= Kishinchand Chellaram =

Indian businessman

Kishinchand Chellaram was an Indian businessman who operated a global trading network, K. Chellaram & Sons. The firm was founded in 1915, an offshoot of a sindwork trading family in India.

== Life and business ==
Chelleram was born in Madras to the family of Gianchand Chellaram, a Sindhi textile merchant. He and three brothers attended primary school in Hyderabad and were in training to join the family business. At the age of fifteen, Chellaram began working in the family business and was trained in many aspects of the business.

In 1915, he branched out on his own with the establishment of K. Chellaram and Sons in Madras, the firm merchandised silk textiles and a few other wares. A few years later a branch was opened in Yokohama. An expansion westward led to the establishment of an office in Lagos in 1923. The Lagos firm traded in textiles from India and Japan in the 1920 and 1930s competing with European firms.

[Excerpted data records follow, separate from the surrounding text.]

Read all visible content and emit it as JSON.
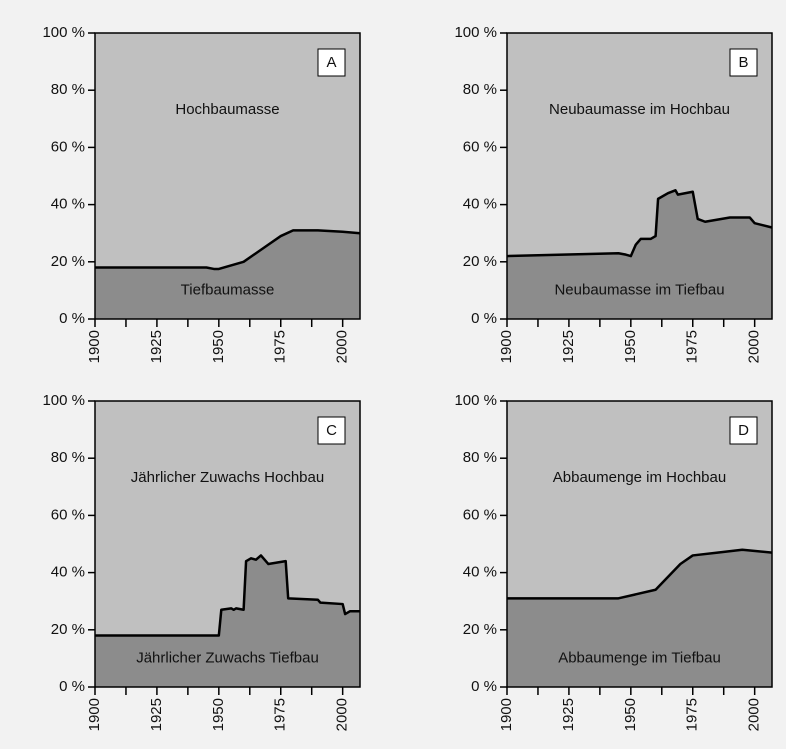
{
  "chart_data": [
    {
      "type": "area",
      "label": "A",
      "upper_label": "Hochbaumasse",
      "lower_label": "Tiefbaumasse",
      "upper_color": "#c0c0c0",
      "lower_color": "#8c8c8c",
      "x": [
        1900,
        1945,
        1948,
        1950,
        1960,
        1965,
        1970,
        1975,
        1980,
        1990,
        2000,
        2007
      ],
      "values": [
        18,
        18,
        17.5,
        17.5,
        20,
        23,
        26,
        29,
        31,
        31,
        30.5,
        30
      ],
      "xlim": [
        1900,
        2007
      ],
      "xticks": [
        1900,
        1925,
        1950,
        1975,
        2000
      ],
      "xminorticks": [
        1912.5,
        1937.5,
        1962.5,
        1987.5
      ],
      "ylim": [
        0,
        100
      ],
      "yticks": [
        {
          "value": 0,
          "label": "0 %"
        },
        {
          "value": 20,
          "label": "20 %"
        },
        {
          "value": 40,
          "label": "40 %"
        },
        {
          "value": 60,
          "label": "60 %"
        },
        {
          "value": 80,
          "label": "80 %"
        },
        {
          "value": 100,
          "label": "100 %"
        }
      ]
    },
    {
      "type": "area",
      "label": "B",
      "upper_label": "Neubaumasse im Hochbau",
      "lower_label": "Neubaumasse im Tiefbau",
      "upper_color": "#c0c0c0",
      "lower_color": "#8c8c8c",
      "x": [
        1900,
        1945,
        1948,
        1950,
        1952,
        1954,
        1958,
        1960,
        1961,
        1965,
        1968,
        1969,
        1975,
        1977,
        1980,
        1990,
        1998,
        2000,
        2007
      ],
      "values": [
        22,
        23,
        22.5,
        22,
        26,
        28,
        28,
        29,
        42,
        44,
        45,
        43.5,
        44.5,
        35,
        34,
        35.5,
        35.5,
        33.5,
        32
      ],
      "xlim": [
        1900,
        2007
      ],
      "xticks": [
        1900,
        1925,
        1950,
        1975,
        2000
      ],
      "xminorticks": [
        1912.5,
        1937.5,
        1962.5,
        1987.5
      ],
      "ylim": [
        0,
        100
      ],
      "yticks": [
        {
          "value": 0,
          "label": "0 %"
        },
        {
          "value": 20,
          "label": "20 %"
        },
        {
          "value": 40,
          "label": "40 %"
        },
        {
          "value": 60,
          "label": "60 %"
        },
        {
          "value": 80,
          "label": "80 %"
        },
        {
          "value": 100,
          "label": "100 %"
        }
      ]
    },
    {
      "type": "area",
      "label": "C",
      "upper_label": "Jährlicher Zuwachs Hochbau",
      "lower_label": "Jährlicher Zuwachs Tiefbau",
      "upper_color": "#c0c0c0",
      "lower_color": "#8c8c8c",
      "x": [
        1900,
        1950,
        1951,
        1955,
        1956,
        1957,
        1960,
        1961,
        1963,
        1965,
        1967,
        1970,
        1977,
        1978,
        1990,
        1991,
        2000,
        2001,
        2003,
        2007
      ],
      "values": [
        18,
        18,
        27,
        27.5,
        27,
        27.5,
        27,
        44,
        45,
        44.5,
        46,
        43,
        44,
        31,
        30.5,
        29.5,
        29,
        25.5,
        26.5,
        26.5
      ],
      "xlim": [
        1900,
        2007
      ],
      "xticks": [
        1900,
        1925,
        1950,
        1975,
        2000
      ],
      "xminorticks": [
        1912.5,
        1937.5,
        1962.5,
        1987.5
      ],
      "ylim": [
        0,
        100
      ],
      "yticks": [
        {
          "value": 0,
          "label": "0 %"
        },
        {
          "value": 20,
          "label": "20 %"
        },
        {
          "value": 40,
          "label": "40 %"
        },
        {
          "value": 60,
          "label": "60 %"
        },
        {
          "value": 80,
          "label": "80 %"
        },
        {
          "value": 100,
          "label": "100 %"
        }
      ]
    },
    {
      "type": "area",
      "label": "D",
      "upper_label": "Abbaumenge im Hochbau",
      "lower_label": "Abbaumenge im Tiefbau",
      "upper_color": "#c0c0c0",
      "lower_color": "#8c8c8c",
      "x": [
        1900,
        1945,
        1960,
        1965,
        1970,
        1975,
        1985,
        1995,
        2007
      ],
      "values": [
        31,
        31,
        34,
        38.5,
        43,
        46,
        47,
        48,
        47
      ],
      "xlim": [
        1900,
        2007
      ],
      "xticks": [
        1900,
        1925,
        1950,
        1975,
        2000
      ],
      "xminorticks": [
        1912.5,
        1937.5,
        1962.5,
        1987.5
      ],
      "ylim": [
        0,
        100
      ],
      "yticks": [
        {
          "value": 0,
          "label": "0 %"
        },
        {
          "value": 20,
          "label": "20 %"
        },
        {
          "value": 40,
          "label": "40 %"
        },
        {
          "value": 60,
          "label": "60 %"
        },
        {
          "value": 80,
          "label": "80 %"
        },
        {
          "value": 100,
          "label": "100 %"
        }
      ]
    }
  ]
}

Prior to World War II, the firm established a local office in Sierra Leone.

The Chellarams were Hindu from Sindh province in pre-partition India, when the union was split into India and Pakistan, Chellaram sold most of its assets in Sindh and increased his interest in Nigeria.

Chellaram formally registered the business in Nigeria in 1947 and in the 1950s, he established a chain of department stores.

Chellaram owned a house in the high brow area of Ikoyi in colonial Lagos and later retired to a Pedhi in Hyderabad. Before his death, he established an educational trust in India that contributed to the development of Kishinchand Chellaram College.